さらに進行すると、常に体内にアルコールを維持するために、数時間おきに飲酒を続ける連続飲酒という状態に至ります。連続飲酒は3日程度から数ヶ月続くことがあります。多くの依存症者がこの状態を経験しており、依存症の特徴的な症状のひとつと言えます。
留意すべき点はたとえ何年、何十年ものあいだ断酒を続けていても、少しでも飲酒を再開すると、すぐにコントロールできない飲酒に戻ってしまうことです。依存症になるまでの長年のアルコール曝露により脳機能に不可逆的な変化が生じたためと考えられます。たくわんが元の大根に戻ることがないように、スルメがイカに戻ることがないように、依存症になると病前のように適量でお酒と付き合うことができなくなります。そのため依存症に陥ると、生涯にわたって断酒を継続することが必要となります。
2) 離脱症状
アルコールを摂取した状態に身体が慣れてしまった結果〈アルコールへの身体依存〉、体内からアルコールが切れてくると多様な離脱症状が生じます。俗に言う禁断症状です。飲酒を止めてから1~2日後に、手の振るえ、発汗(特に寝汗)、吐き気、嘔吐、心拍数の増加、高血圧といった自律神経症状や不眠、不安、イライラ感といった精神症状が認められます。重症になると「虫が身体を這っている」といった幻視や物音などの幻聴、意識消失を伴うけいれん発作などが生じる場合もあります。このような不快な離脱症状から逃れるために飲酒を続けてしまう場合もあります。
2. 随伴する問題
アルコール依存症の真に怖い点は、アルコール依存症による中核的な症状だけに留まらず、飲酒中心の生活となった結果、様々な病気や問題が付随してくることです。自身の健康問題、家庭や職場での対人関係の問題、飲酒運転や自殺、他者への暴力などの社会的な問題です。それらを一括してアルコール関連問題と称されます。

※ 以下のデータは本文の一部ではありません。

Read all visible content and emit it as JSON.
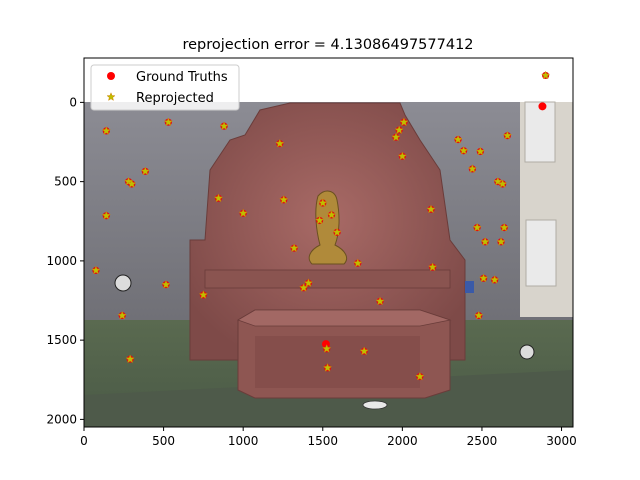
{
  "chart_data": {
    "type": "scatter",
    "title": "reprojection error = 4.13086497577412",
    "xlabel": "",
    "ylabel": "",
    "xlim": [
      0,
      3072
    ],
    "ylim": [
      2048,
      -280
    ],
    "y_inverted": true,
    "x_ticks": [
      0,
      500,
      1000,
      1500,
      2000,
      2500,
      3000
    ],
    "y_ticks": [
      0,
      500,
      1000,
      1500,
      2000
    ],
    "legend_position": "top-left",
    "background": "photo of a red sandstone fountain with a sculpted fish against a grey building wall",
    "series": [
      {
        "name": "Ground Truths",
        "marker": "circle",
        "color": "#ff0000",
        "points": [
          [
            2880,
            25
          ],
          [
            1520,
            1525
          ]
        ]
      },
      {
        "name": "Reprojected",
        "marker": "star",
        "color": "#bfbf00",
        "points": [
          [
            2900,
            -170
          ],
          [
            1525,
            1555
          ],
          [
            140,
            180
          ],
          [
            530,
            125
          ],
          [
            880,
            150
          ],
          [
            1230,
            260
          ],
          [
            280,
            500
          ],
          [
            300,
            515
          ],
          [
            385,
            435
          ],
          [
            845,
            605
          ],
          [
            1255,
            615
          ],
          [
            1000,
            700
          ],
          [
            140,
            715
          ],
          [
            2010,
            125
          ],
          [
            1980,
            175
          ],
          [
            1960,
            220
          ],
          [
            2000,
            340
          ],
          [
            2350,
            235
          ],
          [
            2385,
            305
          ],
          [
            2490,
            310
          ],
          [
            2660,
            210
          ],
          [
            2440,
            420
          ],
          [
            2600,
            500
          ],
          [
            2630,
            515
          ],
          [
            1500,
            635
          ],
          [
            1555,
            710
          ],
          [
            1480,
            745
          ],
          [
            1590,
            820
          ],
          [
            2180,
            675
          ],
          [
            2470,
            790
          ],
          [
            2640,
            790
          ],
          [
            2520,
            880
          ],
          [
            2620,
            880
          ],
          [
            1320,
            920
          ],
          [
            75,
            1060
          ],
          [
            515,
            1150
          ],
          [
            750,
            1215
          ],
          [
            1410,
            1140
          ],
          [
            1380,
            1170
          ],
          [
            1720,
            1015
          ],
          [
            2190,
            1040
          ],
          [
            2510,
            1110
          ],
          [
            2580,
            1120
          ],
          [
            1860,
            1255
          ],
          [
            2480,
            1345
          ],
          [
            240,
            1345
          ],
          [
            1760,
            1570
          ],
          [
            290,
            1620
          ],
          [
            1530,
            1675
          ],
          [
            2110,
            1730
          ]
        ]
      }
    ]
  }
}
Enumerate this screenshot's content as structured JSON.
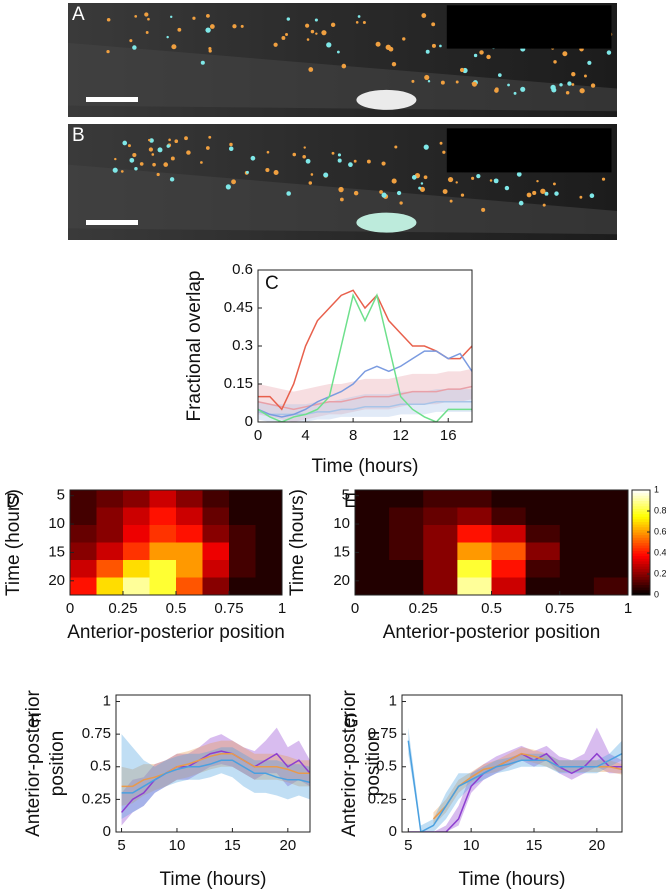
{
  "images": [
    {
      "label": "A"
    },
    {
      "label": "B"
    }
  ],
  "chart_data": [
    {
      "type": "line",
      "label": "C",
      "ylabel": [
        "Fractional overlap"
      ],
      "xlabel": "Time (hours)",
      "xlim": [
        0,
        18
      ],
      "xticks": [
        0,
        4,
        8,
        12,
        16
      ],
      "ylim": [
        0,
        0.6
      ],
      "yticks": [
        0,
        0.15,
        0.3,
        0.45,
        0.6
      ],
      "x": [
        0,
        1,
        2,
        3,
        4,
        5,
        6,
        7,
        8,
        9,
        10,
        11,
        12,
        13,
        14,
        15,
        16,
        17,
        18
      ],
      "series": [
        {
          "color": "#e8a0a8",
          "values": [
            0.08,
            0.07,
            0.06,
            0.05,
            0.06,
            0.07,
            0.08,
            0.08,
            0.09,
            0.1,
            0.1,
            0.1,
            0.11,
            0.12,
            0.12,
            0.12,
            0.13,
            0.13,
            0.14
          ],
          "lower": [
            0.03,
            0.02,
            0.01,
            0,
            0.01,
            0.02,
            0.03,
            0.03,
            0.04,
            0.05,
            0.05,
            0.05,
            0.06,
            0.07,
            0.07,
            0.07,
            0.08,
            0.08,
            0.09
          ],
          "upper": [
            0.15,
            0.14,
            0.13,
            0.12,
            0.13,
            0.14,
            0.15,
            0.15,
            0.16,
            0.17,
            0.17,
            0.17,
            0.18,
            0.19,
            0.19,
            0.19,
            0.2,
            0.2,
            0.21
          ]
        },
        {
          "color": "#a8c4e8",
          "values": [
            0.04,
            0.03,
            0.03,
            0.03,
            0.03,
            0.04,
            0.04,
            0.05,
            0.05,
            0.06,
            0.06,
            0.06,
            0.07,
            0.07,
            0.07,
            0.08,
            0.08,
            0.08,
            0.08
          ],
          "lower": [
            0.01,
            0,
            0,
            0,
            0,
            0.01,
            0.01,
            0.02,
            0.02,
            0.02,
            0.02,
            0.02,
            0.03,
            0.03,
            0.03,
            0.04,
            0.04,
            0.04,
            0.04
          ],
          "upper": [
            0.08,
            0.07,
            0.07,
            0.07,
            0.07,
            0.08,
            0.08,
            0.09,
            0.1,
            0.11,
            0.11,
            0.11,
            0.12,
            0.12,
            0.12,
            0.13,
            0.13,
            0.13,
            0.13
          ]
        },
        {
          "color": "#e8604c",
          "values": [
            0.1,
            0.1,
            0.05,
            0.15,
            0.3,
            0.4,
            0.45,
            0.5,
            0.52,
            0.45,
            0.5,
            0.4,
            0.35,
            0.3,
            0.3,
            0.28,
            0.25,
            0.25,
            0.3
          ]
        },
        {
          "color": "#7b9be0",
          "values": [
            0.05,
            0.03,
            0.02,
            0.03,
            0.05,
            0.08,
            0.1,
            0.12,
            0.15,
            0.2,
            0.22,
            0.2,
            0.22,
            0.25,
            0.28,
            0.28,
            0.25,
            0.27,
            0.2
          ]
        },
        {
          "color": "#6ee08c",
          "values": [
            0.05,
            0.02,
            0,
            0.02,
            0.03,
            0.05,
            0.1,
            0.3,
            0.5,
            0.4,
            0.5,
            0.3,
            0.1,
            0.05,
            0.02,
            0,
            0.05,
            0.05,
            0.05
          ]
        }
      ]
    },
    {
      "type": "heatmap",
      "label": "D",
      "ylabel": [
        "Time (hours)"
      ],
      "xlabel": "Anterior-posterior position",
      "xlim": [
        0,
        1
      ],
      "xticks": [
        0,
        0.25,
        0.5,
        0.75,
        1
      ],
      "ylim": [
        4,
        22.5
      ],
      "yticks": [
        5,
        10,
        15,
        20
      ],
      "z": [
        [
          0.1,
          0.15,
          0.2,
          0.3,
          0.2,
          0.1,
          0.05,
          0.05
        ],
        [
          0.1,
          0.2,
          0.3,
          0.4,
          0.3,
          0.15,
          0.05,
          0.05
        ],
        [
          0.15,
          0.2,
          0.35,
          0.45,
          0.4,
          0.2,
          0.1,
          0.05
        ],
        [
          0.2,
          0.3,
          0.45,
          0.6,
          0.6,
          0.35,
          0.1,
          0.05
        ],
        [
          0.3,
          0.5,
          0.7,
          0.8,
          0.6,
          0.3,
          0.1,
          0.05
        ],
        [
          0.4,
          0.7,
          0.9,
          0.8,
          0.5,
          0.2,
          0.05,
          0.05
        ]
      ]
    },
    {
      "type": "heatmap",
      "label": "E",
      "ylabel": [
        "Time (hours)"
      ],
      "xlabel": "Anterior-posterior position",
      "xlim": [
        0,
        1
      ],
      "xticks": [
        0,
        0.25,
        0.5,
        0.75,
        1
      ],
      "ylim": [
        4,
        22.5
      ],
      "yticks": [
        5,
        10,
        15,
        20
      ],
      "z": [
        [
          0.05,
          0.05,
          0.1,
          0.1,
          0.05,
          0.05,
          0.05,
          0.05
        ],
        [
          0.05,
          0.1,
          0.15,
          0.2,
          0.1,
          0.05,
          0.05,
          0.05
        ],
        [
          0.05,
          0.1,
          0.2,
          0.4,
          0.3,
          0.1,
          0.05,
          0.05
        ],
        [
          0.05,
          0.1,
          0.2,
          0.6,
          0.5,
          0.2,
          0.05,
          0.05
        ],
        [
          0.05,
          0.05,
          0.2,
          0.8,
          0.4,
          0.1,
          0.05,
          0.05
        ],
        [
          0.05,
          0.05,
          0.2,
          0.9,
          0.3,
          0.05,
          0.05,
          0.1
        ]
      ],
      "colorbar": {
        "lim": [
          0,
          1
        ],
        "ticks": [
          0,
          0.2,
          0.4,
          0.6,
          0.8,
          1
        ]
      }
    },
    {
      "type": "line",
      "label": "F",
      "ylabel": [
        "Anterior-posterior",
        "position"
      ],
      "xlabel": "Time (hours)",
      "xlim": [
        4.5,
        22
      ],
      "xticks": [
        5,
        10,
        15,
        20
      ],
      "ylim": [
        0,
        1.05
      ],
      "yticks": [
        0,
        0.25,
        0.5,
        0.75,
        1
      ],
      "x": [
        5,
        6,
        7,
        8,
        9,
        10,
        11,
        12,
        13,
        14,
        15,
        16,
        17,
        18,
        19,
        20,
        21,
        22
      ],
      "series": [
        {
          "color": "#8e3fd0",
          "values": [
            0.15,
            0.25,
            0.3,
            0.4,
            0.45,
            0.5,
            0.5,
            0.55,
            0.6,
            0.62,
            0.6,
            0.55,
            0.5,
            0.55,
            0.6,
            0.5,
            0.55,
            0.45
          ],
          "lower": [
            0.05,
            0.15,
            0.2,
            0.3,
            0.35,
            0.4,
            0.4,
            0.45,
            0.5,
            0.52,
            0.5,
            0.45,
            0.4,
            0.45,
            0.45,
            0.35,
            0.4,
            0.35
          ],
          "upper": [
            0.3,
            0.4,
            0.42,
            0.52,
            0.55,
            0.6,
            0.6,
            0.65,
            0.72,
            0.75,
            0.7,
            0.65,
            0.62,
            0.7,
            0.8,
            0.65,
            0.7,
            0.55
          ]
        },
        {
          "color": "#e89a4c",
          "values": [
            0.35,
            0.35,
            0.4,
            0.42,
            0.45,
            0.5,
            0.52,
            0.55,
            0.58,
            0.6,
            0.6,
            0.55,
            0.5,
            0.5,
            0.5,
            0.48,
            0.45,
            0.45
          ],
          "lower": [
            0.2,
            0.22,
            0.28,
            0.32,
            0.35,
            0.4,
            0.42,
            0.45,
            0.48,
            0.5,
            0.5,
            0.45,
            0.4,
            0.4,
            0.4,
            0.38,
            0.35,
            0.35
          ],
          "upper": [
            0.5,
            0.48,
            0.52,
            0.52,
            0.55,
            0.6,
            0.62,
            0.65,
            0.68,
            0.7,
            0.7,
            0.65,
            0.6,
            0.6,
            0.6,
            0.58,
            0.55,
            0.55
          ]
        },
        {
          "color": "#4aa0e0",
          "values": [
            0.3,
            0.3,
            0.35,
            0.4,
            0.45,
            0.48,
            0.5,
            0.5,
            0.52,
            0.55,
            0.55,
            0.5,
            0.45,
            0.45,
            0.42,
            0.4,
            0.4,
            0.38
          ],
          "lower": [
            0.1,
            0.15,
            0.2,
            0.3,
            0.35,
            0.38,
            0.4,
            0.4,
            0.42,
            0.45,
            0.42,
            0.35,
            0.3,
            0.3,
            0.28,
            0.25,
            0.28,
            0.25
          ],
          "upper": [
            0.75,
            0.65,
            0.55,
            0.5,
            0.55,
            0.58,
            0.6,
            0.6,
            0.62,
            0.65,
            0.65,
            0.6,
            0.55,
            0.55,
            0.55,
            0.52,
            0.52,
            0.5
          ]
        }
      ]
    },
    {
      "type": "line",
      "label": "G",
      "ylabel": [
        "Anterior-posterior",
        "position"
      ],
      "xlabel": "Time (hours)",
      "xlim": [
        4.5,
        22
      ],
      "xticks": [
        5,
        10,
        15,
        20
      ],
      "ylim": [
        0,
        1.05
      ],
      "yticks": [
        0,
        0.25,
        0.5,
        0.75,
        1
      ],
      "x": [
        5,
        6,
        7,
        8,
        9,
        10,
        11,
        12,
        13,
        14,
        15,
        16,
        17,
        18,
        19,
        20,
        21,
        22
      ],
      "series": [
        {
          "color": "#8e3fd0",
          "values": [
            0,
            0,
            0,
            0,
            0.1,
            0.35,
            0.45,
            0.5,
            0.55,
            0.6,
            0.55,
            0.6,
            0.5,
            0.45,
            0.5,
            0.6,
            0.5,
            0.5
          ],
          "lower": [
            0,
            0,
            0,
            0,
            0.05,
            0.3,
            0.4,
            0.45,
            0.5,
            0.55,
            0.5,
            0.55,
            0.45,
            0.4,
            0.45,
            0.5,
            0.45,
            0.45
          ],
          "upper": [
            0,
            0,
            0,
            0.05,
            0.2,
            0.45,
            0.52,
            0.58,
            0.62,
            0.66,
            0.62,
            0.66,
            0.58,
            0.55,
            0.6,
            0.8,
            0.6,
            0.55
          ]
        },
        {
          "color": "#e89a4c",
          "values": [
            null,
            null,
            0.1,
            0.2,
            0.35,
            0.42,
            0.48,
            0.5,
            0.55,
            0.6,
            0.58,
            0.55,
            0.5,
            0.5,
            0.5,
            0.5,
            0.5,
            0.48
          ],
          "lower": [
            null,
            null,
            0.05,
            0.15,
            0.3,
            0.38,
            0.44,
            0.46,
            0.5,
            0.55,
            0.53,
            0.5,
            0.46,
            0.46,
            0.46,
            0.46,
            0.46,
            0.44
          ],
          "upper": [
            null,
            null,
            0.15,
            0.25,
            0.4,
            0.46,
            0.52,
            0.55,
            0.6,
            0.65,
            0.63,
            0.6,
            0.55,
            0.55,
            0.55,
            0.55,
            0.55,
            0.52
          ]
        },
        {
          "color": "#4aa0e0",
          "values": [
            0.7,
            0,
            0.05,
            0.2,
            0.35,
            0.4,
            0.45,
            0.5,
            0.52,
            0.55,
            0.55,
            0.55,
            0.5,
            0.5,
            0.5,
            0.5,
            0.55,
            0.6
          ],
          "lower": [
            0.6,
            0,
            0,
            0.1,
            0.25,
            0.35,
            0.4,
            0.45,
            0.47,
            0.5,
            0.5,
            0.5,
            0.45,
            0.45,
            0.45,
            0.45,
            0.5,
            0.55
          ],
          "upper": [
            0.8,
            0.05,
            0.1,
            0.3,
            0.45,
            0.45,
            0.5,
            0.55,
            0.57,
            0.6,
            0.6,
            0.6,
            0.55,
            0.55,
            0.55,
            0.55,
            0.6,
            0.7
          ]
        }
      ]
    }
  ]
}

個人差はありますが、多量の飲酒によって特有の身体的、精神的な問題が生じてきます(飲酒と健康問題の各項を参照ください)。
お酒を求める時間、飲酒する時間、酔っている時間や酔いを醒ます時間など飲酒に関係する膨大な時間が費やされるため、職場や家庭での役割を満足に果たすことができなくなり、家族や職場の人たちの信頼を失っていくことになります。結果として無断欠勤、失職、家庭の不和、別居、離婚などの問題が発生します。現実の問題に直面することの困難や恐怖感からますます飲酒に逃避し、状況が悪化することになります。

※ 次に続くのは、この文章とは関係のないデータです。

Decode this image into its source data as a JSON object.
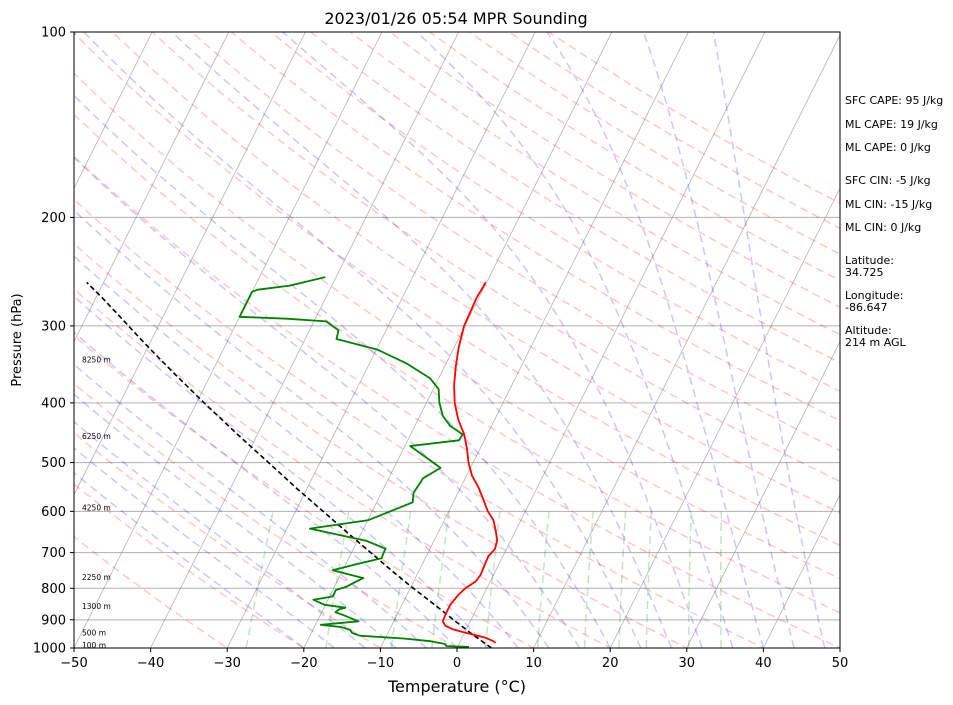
{
  "chart_data": {
    "type": "line",
    "title": "2023/01/26 05:54 MPR Sounding",
    "xlabel": "Temperature (°C)",
    "ylabel": "Pressure (hPa)",
    "xlim": [
      -50,
      50
    ],
    "ylim": [
      1000,
      100
    ],
    "y_scale": "log",
    "grid": true,
    "x_ticks": [
      -50,
      -40,
      -30,
      -20,
      -10,
      0,
      10,
      20,
      30,
      40,
      50
    ],
    "y_ticks": [
      1000,
      900,
      800,
      700,
      600,
      500,
      400,
      300,
      200,
      100
    ],
    "skew": true,
    "temperature": {
      "color": "#ff0000",
      "points": [
        [
          981,
          4.7
        ],
        [
          975,
          4.3
        ],
        [
          962,
          3.0
        ],
        [
          945,
          0.2
        ],
        [
          932,
          -1.8
        ],
        [
          920,
          -3.0
        ],
        [
          905,
          -3.6
        ],
        [
          880,
          -3.7
        ],
        [
          850,
          -3.7
        ],
        [
          820,
          -3.3
        ],
        [
          800,
          -2.8
        ],
        [
          780,
          -1.9
        ],
        [
          760,
          -1.7
        ],
        [
          735,
          -1.8
        ],
        [
          710,
          -1.9
        ],
        [
          690,
          -1.5
        ],
        [
          668,
          -1.8
        ],
        [
          645,
          -2.6
        ],
        [
          620,
          -3.6
        ],
        [
          600,
          -4.9
        ],
        [
          575,
          -6.2
        ],
        [
          550,
          -7.6
        ],
        [
          525,
          -9.3
        ],
        [
          500,
          -10.6
        ],
        [
          475,
          -11.7
        ],
        [
          450,
          -13.0
        ],
        [
          425,
          -14.8
        ],
        [
          400,
          -16.3
        ],
        [
          375,
          -17.5
        ],
        [
          350,
          -18.5
        ],
        [
          325,
          -19.4
        ],
        [
          300,
          -20.1
        ],
        [
          285,
          -20.2
        ],
        [
          270,
          -20.3
        ],
        [
          255,
          -20.1
        ]
      ]
    },
    "dewpoint": {
      "color": "#008000",
      "points": [
        [
          996,
          1.5
        ],
        [
          993,
          -1.5
        ],
        [
          985,
          -1.8
        ],
        [
          975,
          -3.9
        ],
        [
          965,
          -7.6
        ],
        [
          955,
          -13.5
        ],
        [
          945,
          -14.7
        ],
        [
          935,
          -15.1
        ],
        [
          925,
          -16.4
        ],
        [
          917,
          -19.3
        ],
        [
          905,
          -14.6
        ],
        [
          885,
          -16.9
        ],
        [
          875,
          -18.2
        ],
        [
          865,
          -17.9
        ],
        [
          860,
          -17.2
        ],
        [
          851,
          -20.1
        ],
        [
          835,
          -21.9
        ],
        [
          825,
          -19.6
        ],
        [
          805,
          -19.6
        ],
        [
          795,
          -18.4
        ],
        [
          785,
          -17.8
        ],
        [
          770,
          -16.8
        ],
        [
          748,
          -21.3
        ],
        [
          730,
          -18.4
        ],
        [
          715,
          -15.7
        ],
        [
          700,
          -15.8
        ],
        [
          690,
          -15.8
        ],
        [
          670,
          -18.8
        ],
        [
          640,
          -27.0
        ],
        [
          620,
          -19.9
        ],
        [
          580,
          -15.3
        ],
        [
          560,
          -15.8
        ],
        [
          530,
          -15.5
        ],
        [
          510,
          -13.9
        ],
        [
          470,
          -19.3
        ],
        [
          460,
          -13.3
        ],
        [
          450,
          -13.2
        ],
        [
          436,
          -15.4
        ],
        [
          420,
          -17.0
        ],
        [
          400,
          -18.3
        ],
        [
          380,
          -19.3
        ],
        [
          365,
          -21.1
        ],
        [
          345,
          -25.2
        ],
        [
          328,
          -29.8
        ],
        [
          315,
          -35.9
        ],
        [
          305,
          -36.2
        ],
        [
          295,
          -38.4
        ],
        [
          292,
          -43.7
        ],
        [
          290,
          -50.0
        ],
        [
          264,
          -50.0
        ],
        [
          262,
          -49.4
        ],
        [
          258,
          -45.5
        ],
        [
          250,
          -41.4
        ]
      ]
    },
    "parcel_profile": {
      "color": "#000000",
      "style": "dashed",
      "points": [
        [
          1000,
          4.5
        ],
        [
          950,
          1.1
        ],
        [
          900,
          -2.3
        ],
        [
          850,
          -5.8
        ],
        [
          800,
          -9.6
        ],
        [
          750,
          -13.5
        ],
        [
          700,
          -17.5
        ],
        [
          650,
          -21.8
        ],
        [
          600,
          -26.4
        ],
        [
          550,
          -31.4
        ],
        [
          500,
          -36.7
        ],
        [
          450,
          -42.6
        ],
        [
          400,
          -49.0
        ],
        [
          360,
          -54.6
        ],
        [
          320,
          -60.7
        ],
        [
          290,
          -65.6
        ],
        [
          270,
          -69.2
        ],
        [
          255,
          -72.2
        ]
      ]
    },
    "height_labels": [
      {
        "label": "100 m",
        "pressure": 1000
      },
      {
        "label": "500 m",
        "pressure": 955
      },
      {
        "label": "1300 m",
        "pressure": 865
      },
      {
        "label": "2250 m",
        "pressure": 775
      },
      {
        "label": "4250 m",
        "pressure": 598
      },
      {
        "label": "6250 m",
        "pressure": 458
      },
      {
        "label": "8250 m",
        "pressure": 344
      }
    ],
    "background_lines": {
      "isotherms": "#808080",
      "dry_adiabats": "#ff0000",
      "moist_adiabats": "#0000ff",
      "mixing_ratio": "#008000"
    }
  },
  "stats": {
    "sfc_cape": "SFC CAPE: 95 J/kg",
    "ml_cape_1": "ML CAPE: 19 J/kg",
    "ml_cape_2": "ML CAPE: 0 J/kg",
    "sfc_cin": "SFC CIN: -5 J/kg",
    "ml_cin_1": "ML CIN: -15 J/kg",
    "ml_cin_2": "ML CIN: 0 J/kg",
    "latitude_label": "Latitude:",
    "latitude_value": "34.725",
    "longitude_label": "Longitude:",
    "longitude_value": "-86.647",
    "altitude_label": "Altitude:",
    "altitude_value": "214 m AGL"
  }
}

自己評価が低下し、嘘や現実逃避が多くなり、性格の歪みが生じることもあります。さらには酩酊時に自暴自棄になったり、気が大きくなったりして、飲酒運転や暴力、警察沙汰といった社会的な問題を引き起こすこともあります。
これらのアルコール関連問題は強迫的な飲酒という幹から生じた枝葉のような存在であり、お酒という根幹を断つことにより自然に解決していくことが多く認められます。個々のアルコール関連問題に場当たり的に対処するのではなく、根幹となるアルコール依存症に正面から向き合い、断酒を始めることが求められます。